How to talk to children about death?

At the moment, this topic is very popular in our home. Death is a part of life. Someone is very afraid of death, others are completely calm about it. But how to talk about it with children? My own experience has been that we have walked in the cemetery, for example, and children have begun to ask about death. From a very young age. If you have tradition to go to church sometimes, then death will definitely be a topic. What are these rocks in the earth? Why are they there? Whose names are written on them? Finding out that people being dug into the ground by the rocks is certainly very scary for children at first, but then they start asking further and we understand that while someone’s death can be a very sad experience, it is also an inevitable and natural part of life.

Photo by Mayron Oliveira on Unsplash

In some cultures, ther is tradition that a person who dies is kept for several days in a chapel and family and friends can go there to say goodbye. The coffin is open and the dead person is wearing beautiful clothes. Nevertheless, as a result of waiting for several days, brown and black spots begin to appear on the body of the deceased. Most people know that this is natural. The body begins to break down, the physical forces do their job. But the child does not know it. Itsees its beloved family member very differently than e its used to. This experience is unpleasant for anyone, but it can be shocking for a child.

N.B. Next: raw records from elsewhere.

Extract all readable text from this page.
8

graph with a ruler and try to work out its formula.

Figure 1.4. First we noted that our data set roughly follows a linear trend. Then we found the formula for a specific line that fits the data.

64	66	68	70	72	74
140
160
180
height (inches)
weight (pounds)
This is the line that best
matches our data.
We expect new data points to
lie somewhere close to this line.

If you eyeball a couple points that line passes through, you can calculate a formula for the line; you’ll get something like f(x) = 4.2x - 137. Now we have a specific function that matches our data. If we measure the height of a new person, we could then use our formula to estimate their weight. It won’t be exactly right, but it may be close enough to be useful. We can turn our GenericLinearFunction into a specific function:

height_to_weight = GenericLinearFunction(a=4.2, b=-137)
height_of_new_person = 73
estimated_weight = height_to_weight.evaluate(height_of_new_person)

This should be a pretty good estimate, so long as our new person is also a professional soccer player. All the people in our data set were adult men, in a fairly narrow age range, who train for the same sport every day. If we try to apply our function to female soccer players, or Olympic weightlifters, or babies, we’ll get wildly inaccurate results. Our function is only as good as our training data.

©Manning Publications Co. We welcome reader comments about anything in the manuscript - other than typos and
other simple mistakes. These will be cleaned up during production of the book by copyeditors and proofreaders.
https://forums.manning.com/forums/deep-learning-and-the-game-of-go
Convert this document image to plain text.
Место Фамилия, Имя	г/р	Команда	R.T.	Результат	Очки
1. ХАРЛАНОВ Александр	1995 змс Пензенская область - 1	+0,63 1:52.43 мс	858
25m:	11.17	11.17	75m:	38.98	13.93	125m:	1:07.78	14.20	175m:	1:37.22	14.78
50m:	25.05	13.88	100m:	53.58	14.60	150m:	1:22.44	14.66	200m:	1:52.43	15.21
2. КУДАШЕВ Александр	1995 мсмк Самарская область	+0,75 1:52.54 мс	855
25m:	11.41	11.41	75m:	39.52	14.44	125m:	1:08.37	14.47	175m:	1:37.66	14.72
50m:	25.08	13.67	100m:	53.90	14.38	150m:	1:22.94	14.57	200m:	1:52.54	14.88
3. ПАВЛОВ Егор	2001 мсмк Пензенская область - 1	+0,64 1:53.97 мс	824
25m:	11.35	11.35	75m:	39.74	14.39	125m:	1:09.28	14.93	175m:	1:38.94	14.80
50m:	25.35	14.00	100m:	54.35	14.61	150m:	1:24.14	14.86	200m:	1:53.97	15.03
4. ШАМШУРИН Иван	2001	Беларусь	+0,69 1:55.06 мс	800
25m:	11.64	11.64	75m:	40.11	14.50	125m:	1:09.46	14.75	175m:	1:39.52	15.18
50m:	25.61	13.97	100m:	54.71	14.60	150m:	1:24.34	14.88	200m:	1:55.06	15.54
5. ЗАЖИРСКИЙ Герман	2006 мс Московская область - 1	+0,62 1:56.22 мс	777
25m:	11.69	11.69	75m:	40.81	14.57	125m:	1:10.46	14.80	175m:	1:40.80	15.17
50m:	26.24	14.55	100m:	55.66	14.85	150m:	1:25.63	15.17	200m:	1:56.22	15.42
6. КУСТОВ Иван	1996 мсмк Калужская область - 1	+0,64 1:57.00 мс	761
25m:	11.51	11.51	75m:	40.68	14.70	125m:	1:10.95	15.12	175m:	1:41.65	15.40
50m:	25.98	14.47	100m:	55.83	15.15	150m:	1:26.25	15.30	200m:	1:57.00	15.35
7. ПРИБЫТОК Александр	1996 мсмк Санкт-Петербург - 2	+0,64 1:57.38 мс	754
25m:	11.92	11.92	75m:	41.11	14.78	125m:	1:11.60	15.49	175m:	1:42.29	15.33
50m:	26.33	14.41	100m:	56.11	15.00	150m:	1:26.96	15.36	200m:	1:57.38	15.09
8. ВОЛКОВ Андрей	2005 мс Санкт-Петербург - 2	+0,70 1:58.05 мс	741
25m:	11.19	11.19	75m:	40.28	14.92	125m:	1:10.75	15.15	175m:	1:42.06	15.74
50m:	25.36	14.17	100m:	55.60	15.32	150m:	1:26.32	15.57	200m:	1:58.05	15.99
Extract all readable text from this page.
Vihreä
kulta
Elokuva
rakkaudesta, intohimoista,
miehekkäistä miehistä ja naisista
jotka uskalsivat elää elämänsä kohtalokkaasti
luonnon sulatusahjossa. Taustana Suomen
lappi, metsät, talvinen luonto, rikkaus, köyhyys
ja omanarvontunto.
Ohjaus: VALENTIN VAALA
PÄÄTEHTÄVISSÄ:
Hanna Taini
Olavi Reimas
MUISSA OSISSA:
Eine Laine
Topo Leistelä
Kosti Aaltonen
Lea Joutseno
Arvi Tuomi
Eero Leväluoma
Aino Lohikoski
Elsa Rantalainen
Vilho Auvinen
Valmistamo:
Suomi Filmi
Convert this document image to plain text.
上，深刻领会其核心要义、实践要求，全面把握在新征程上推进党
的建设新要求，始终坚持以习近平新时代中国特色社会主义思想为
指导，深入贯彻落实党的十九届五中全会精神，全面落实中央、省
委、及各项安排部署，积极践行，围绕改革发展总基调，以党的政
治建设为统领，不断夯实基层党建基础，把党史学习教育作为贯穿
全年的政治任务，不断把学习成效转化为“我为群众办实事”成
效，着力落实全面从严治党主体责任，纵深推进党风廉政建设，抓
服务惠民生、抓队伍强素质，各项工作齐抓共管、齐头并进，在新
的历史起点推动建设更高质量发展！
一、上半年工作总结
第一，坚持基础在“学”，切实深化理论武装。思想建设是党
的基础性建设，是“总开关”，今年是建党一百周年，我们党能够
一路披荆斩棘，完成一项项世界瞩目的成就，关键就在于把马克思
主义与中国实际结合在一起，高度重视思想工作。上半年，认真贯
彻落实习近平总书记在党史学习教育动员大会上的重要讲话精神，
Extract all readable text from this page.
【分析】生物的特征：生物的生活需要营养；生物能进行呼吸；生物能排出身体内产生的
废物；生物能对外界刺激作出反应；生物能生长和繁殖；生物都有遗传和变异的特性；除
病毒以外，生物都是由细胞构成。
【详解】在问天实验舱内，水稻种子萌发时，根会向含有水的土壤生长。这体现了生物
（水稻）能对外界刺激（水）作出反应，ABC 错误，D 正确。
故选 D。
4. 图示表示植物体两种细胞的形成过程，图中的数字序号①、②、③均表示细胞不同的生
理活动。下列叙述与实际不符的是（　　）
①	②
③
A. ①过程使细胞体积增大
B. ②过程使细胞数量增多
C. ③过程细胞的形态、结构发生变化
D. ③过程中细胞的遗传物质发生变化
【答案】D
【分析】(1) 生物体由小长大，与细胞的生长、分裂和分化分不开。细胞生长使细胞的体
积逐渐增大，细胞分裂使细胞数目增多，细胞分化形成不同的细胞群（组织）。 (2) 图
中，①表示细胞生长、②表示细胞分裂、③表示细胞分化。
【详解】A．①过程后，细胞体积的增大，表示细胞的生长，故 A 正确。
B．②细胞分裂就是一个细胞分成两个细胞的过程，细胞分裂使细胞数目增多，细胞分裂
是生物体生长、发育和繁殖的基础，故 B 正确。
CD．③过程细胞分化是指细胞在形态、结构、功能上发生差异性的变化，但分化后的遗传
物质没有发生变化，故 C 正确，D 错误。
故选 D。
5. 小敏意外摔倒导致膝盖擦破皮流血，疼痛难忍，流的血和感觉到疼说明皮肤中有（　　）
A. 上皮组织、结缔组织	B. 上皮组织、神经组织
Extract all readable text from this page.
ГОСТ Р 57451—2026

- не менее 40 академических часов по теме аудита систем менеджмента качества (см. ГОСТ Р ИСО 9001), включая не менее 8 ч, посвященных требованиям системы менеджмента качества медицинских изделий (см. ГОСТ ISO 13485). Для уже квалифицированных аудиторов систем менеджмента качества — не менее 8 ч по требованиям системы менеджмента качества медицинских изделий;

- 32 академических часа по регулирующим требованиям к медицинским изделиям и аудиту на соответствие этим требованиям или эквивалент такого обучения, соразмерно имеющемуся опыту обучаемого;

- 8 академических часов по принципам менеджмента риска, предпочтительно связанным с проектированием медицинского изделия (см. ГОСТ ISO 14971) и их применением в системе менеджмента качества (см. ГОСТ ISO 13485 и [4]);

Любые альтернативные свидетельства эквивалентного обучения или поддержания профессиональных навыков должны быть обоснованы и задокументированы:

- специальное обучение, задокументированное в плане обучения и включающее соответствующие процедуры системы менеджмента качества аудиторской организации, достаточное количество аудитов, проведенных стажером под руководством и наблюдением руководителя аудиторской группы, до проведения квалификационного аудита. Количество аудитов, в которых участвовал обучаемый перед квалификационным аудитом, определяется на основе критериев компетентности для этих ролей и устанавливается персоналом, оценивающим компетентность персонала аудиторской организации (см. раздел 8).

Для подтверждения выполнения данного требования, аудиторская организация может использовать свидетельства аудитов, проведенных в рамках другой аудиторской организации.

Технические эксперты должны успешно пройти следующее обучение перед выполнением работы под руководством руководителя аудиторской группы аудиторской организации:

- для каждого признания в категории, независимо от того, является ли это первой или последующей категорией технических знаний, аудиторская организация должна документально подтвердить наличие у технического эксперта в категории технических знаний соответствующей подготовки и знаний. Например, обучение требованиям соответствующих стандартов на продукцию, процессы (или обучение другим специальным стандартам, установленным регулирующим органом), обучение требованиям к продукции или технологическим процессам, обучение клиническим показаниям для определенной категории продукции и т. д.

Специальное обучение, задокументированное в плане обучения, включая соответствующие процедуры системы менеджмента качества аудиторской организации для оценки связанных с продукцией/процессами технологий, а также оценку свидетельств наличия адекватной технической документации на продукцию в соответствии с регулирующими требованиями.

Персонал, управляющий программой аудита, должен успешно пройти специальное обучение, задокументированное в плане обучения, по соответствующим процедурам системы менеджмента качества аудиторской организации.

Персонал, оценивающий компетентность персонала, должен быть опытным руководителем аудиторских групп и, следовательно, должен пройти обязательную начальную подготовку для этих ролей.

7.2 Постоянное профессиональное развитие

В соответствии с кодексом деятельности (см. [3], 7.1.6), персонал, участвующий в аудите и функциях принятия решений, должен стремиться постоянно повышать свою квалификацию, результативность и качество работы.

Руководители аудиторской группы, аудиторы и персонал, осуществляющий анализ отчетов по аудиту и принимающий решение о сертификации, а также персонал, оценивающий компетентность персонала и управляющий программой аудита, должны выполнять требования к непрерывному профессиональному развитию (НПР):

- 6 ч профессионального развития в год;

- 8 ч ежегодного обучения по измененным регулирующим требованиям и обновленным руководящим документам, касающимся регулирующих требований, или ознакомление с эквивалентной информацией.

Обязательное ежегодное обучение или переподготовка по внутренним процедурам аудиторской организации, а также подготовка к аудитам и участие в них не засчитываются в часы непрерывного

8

I was thinking here that today we know so much about psychology, development, spiritual life, and physical laws. But in the past, when people lived without knowing it all and without thinking for too long about it, this all was so common. There was no doubt as to whether it was good or bad for the child, it just was, and children learned different aspects of life early through experience. Was that good? Should the child take part of the funeral ceremonies in full? Or would it be better to keep them away from something?

I will not answer that question. And I think that even if people can have a definite understanding of it, life still goes its own way. A dead person can be found in places other than the chapel and in a controlled areas. However, if this can be controlled, the question inadvertently arises as to how far the adult’s obligation to the child extends.